Depressed persons see the glass as half-full. They have a perceptual bias toward extracting negative information from situations while minimizing or ignoring positive information. They have negative views of self, other, world. And they don’t just perceive negativity, they recall it. Their memories are consistent with their moods. It’s not necessarily that they had more negative experiences to begin with, it’s that their minds filter out the positive memories to match their depressed state of mind.

Unfortunately, negative thinking leads to negative actions which turn often result in negative results. In this way, negativity is self-reinforcing. If you act on your negative perceptions, and get back negative results, your views are confirmed. And then despair sets in. Despair is when we believe there is no hope that things will get better. This mood, this pain, this self, this world, this life––there is hope that any of it will ever be different.

This is how the spiral starts.

Depression is exhausting, mind-numbing, painful. The depressed person struggles to function. It’s just too tempting to sit in the chair, lay on the bed, or hide out from the world. Or use some substance to help numb the pain. Unfortunately, our bodies restore energy by expending energy. They are not like batteries. We must move to get energy. But movement and effort are generally the last things the depressed person wants to do.

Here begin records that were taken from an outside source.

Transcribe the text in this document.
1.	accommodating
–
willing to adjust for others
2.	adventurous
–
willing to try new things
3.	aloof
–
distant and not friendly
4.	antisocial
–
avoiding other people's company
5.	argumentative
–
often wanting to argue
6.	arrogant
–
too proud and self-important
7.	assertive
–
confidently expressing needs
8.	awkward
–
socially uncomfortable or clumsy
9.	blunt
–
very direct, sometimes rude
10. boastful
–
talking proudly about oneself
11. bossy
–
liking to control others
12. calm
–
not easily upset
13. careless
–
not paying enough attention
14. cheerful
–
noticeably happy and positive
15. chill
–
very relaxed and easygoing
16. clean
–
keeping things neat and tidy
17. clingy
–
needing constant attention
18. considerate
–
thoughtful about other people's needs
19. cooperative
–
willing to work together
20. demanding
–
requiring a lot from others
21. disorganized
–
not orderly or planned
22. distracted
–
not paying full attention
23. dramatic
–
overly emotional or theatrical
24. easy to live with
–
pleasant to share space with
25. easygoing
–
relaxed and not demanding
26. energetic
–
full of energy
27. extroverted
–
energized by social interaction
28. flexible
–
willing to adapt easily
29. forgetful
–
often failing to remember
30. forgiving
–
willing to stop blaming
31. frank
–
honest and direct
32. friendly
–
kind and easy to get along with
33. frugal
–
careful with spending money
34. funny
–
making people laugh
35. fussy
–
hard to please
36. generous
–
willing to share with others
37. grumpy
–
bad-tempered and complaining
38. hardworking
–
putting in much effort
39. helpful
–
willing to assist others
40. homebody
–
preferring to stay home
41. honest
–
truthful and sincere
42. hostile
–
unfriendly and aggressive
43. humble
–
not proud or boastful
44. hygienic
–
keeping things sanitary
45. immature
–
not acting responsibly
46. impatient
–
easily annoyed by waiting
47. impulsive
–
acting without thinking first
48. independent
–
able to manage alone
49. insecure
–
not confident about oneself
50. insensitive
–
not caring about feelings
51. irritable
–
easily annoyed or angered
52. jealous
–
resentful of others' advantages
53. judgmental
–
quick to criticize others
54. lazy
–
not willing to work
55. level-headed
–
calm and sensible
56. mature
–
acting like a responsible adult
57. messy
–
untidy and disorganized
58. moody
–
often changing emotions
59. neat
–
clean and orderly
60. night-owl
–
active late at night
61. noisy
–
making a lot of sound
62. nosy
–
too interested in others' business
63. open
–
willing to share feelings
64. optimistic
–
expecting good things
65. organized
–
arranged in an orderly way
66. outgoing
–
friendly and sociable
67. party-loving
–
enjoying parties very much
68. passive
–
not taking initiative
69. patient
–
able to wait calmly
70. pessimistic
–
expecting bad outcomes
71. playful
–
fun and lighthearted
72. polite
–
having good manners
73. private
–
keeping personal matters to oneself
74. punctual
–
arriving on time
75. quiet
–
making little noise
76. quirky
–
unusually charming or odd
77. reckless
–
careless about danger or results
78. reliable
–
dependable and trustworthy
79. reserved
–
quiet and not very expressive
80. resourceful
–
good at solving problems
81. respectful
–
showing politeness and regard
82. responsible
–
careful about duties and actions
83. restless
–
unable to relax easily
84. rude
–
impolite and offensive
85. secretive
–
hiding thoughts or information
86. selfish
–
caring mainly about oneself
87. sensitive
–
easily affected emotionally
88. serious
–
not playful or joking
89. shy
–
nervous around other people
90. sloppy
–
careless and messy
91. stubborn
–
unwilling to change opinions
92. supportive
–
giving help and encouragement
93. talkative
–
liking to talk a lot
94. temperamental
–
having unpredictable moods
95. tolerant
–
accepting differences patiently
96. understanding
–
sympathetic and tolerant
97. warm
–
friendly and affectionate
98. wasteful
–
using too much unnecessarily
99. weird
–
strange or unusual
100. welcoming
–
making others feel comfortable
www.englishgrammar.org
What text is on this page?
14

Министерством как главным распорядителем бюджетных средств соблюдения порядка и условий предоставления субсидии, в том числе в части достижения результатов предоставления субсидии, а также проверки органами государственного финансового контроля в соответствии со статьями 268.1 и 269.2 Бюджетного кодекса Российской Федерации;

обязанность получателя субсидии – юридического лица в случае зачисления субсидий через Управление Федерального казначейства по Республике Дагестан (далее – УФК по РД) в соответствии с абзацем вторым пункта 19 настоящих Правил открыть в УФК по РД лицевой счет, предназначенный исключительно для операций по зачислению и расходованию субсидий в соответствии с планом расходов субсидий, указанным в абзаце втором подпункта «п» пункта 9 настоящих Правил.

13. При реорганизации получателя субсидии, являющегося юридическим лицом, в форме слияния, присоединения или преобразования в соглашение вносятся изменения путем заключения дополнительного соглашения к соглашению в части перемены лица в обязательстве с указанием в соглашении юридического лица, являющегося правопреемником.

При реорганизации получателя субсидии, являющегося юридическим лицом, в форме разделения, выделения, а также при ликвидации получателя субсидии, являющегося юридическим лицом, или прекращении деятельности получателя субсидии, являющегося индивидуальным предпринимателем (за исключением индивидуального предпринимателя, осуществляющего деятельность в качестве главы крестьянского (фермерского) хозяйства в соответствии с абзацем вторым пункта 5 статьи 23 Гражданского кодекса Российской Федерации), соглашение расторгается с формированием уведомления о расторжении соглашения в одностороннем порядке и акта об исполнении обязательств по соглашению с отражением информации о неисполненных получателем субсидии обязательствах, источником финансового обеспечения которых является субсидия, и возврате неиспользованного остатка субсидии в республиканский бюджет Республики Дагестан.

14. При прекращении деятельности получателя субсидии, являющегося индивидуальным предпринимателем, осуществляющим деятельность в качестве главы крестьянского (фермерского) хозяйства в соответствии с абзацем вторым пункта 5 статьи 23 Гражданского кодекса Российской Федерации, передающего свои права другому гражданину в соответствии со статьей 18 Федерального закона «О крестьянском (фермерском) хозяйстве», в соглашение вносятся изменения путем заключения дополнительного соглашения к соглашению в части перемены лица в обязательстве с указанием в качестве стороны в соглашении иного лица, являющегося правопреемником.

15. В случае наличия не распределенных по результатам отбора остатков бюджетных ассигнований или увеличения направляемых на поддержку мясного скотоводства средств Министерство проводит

So down the spiral we go, slipping deeper and deeper into the mood, the negativity, the despair. Is it any wonder that most truly depressed persons start thinking seriously about suicide?

But wait! We can interrupt the spiral.

The secret lies in getting inside of the negativity. Negative thinking is fraught with distortion. In therapy, we call these negative thoughts out into the open and examine them. Some perceptions may indeed be accurate (losing your job is tough no matter how you cut it), but frequently the depressed person distorts reality without realizing they’re doing it, or without realizing how much they do it. Once we restore balance in thinking patterns, the spiral starts to work in reverse.

Depression can be overcome. Don’t let despair convince you otherwise.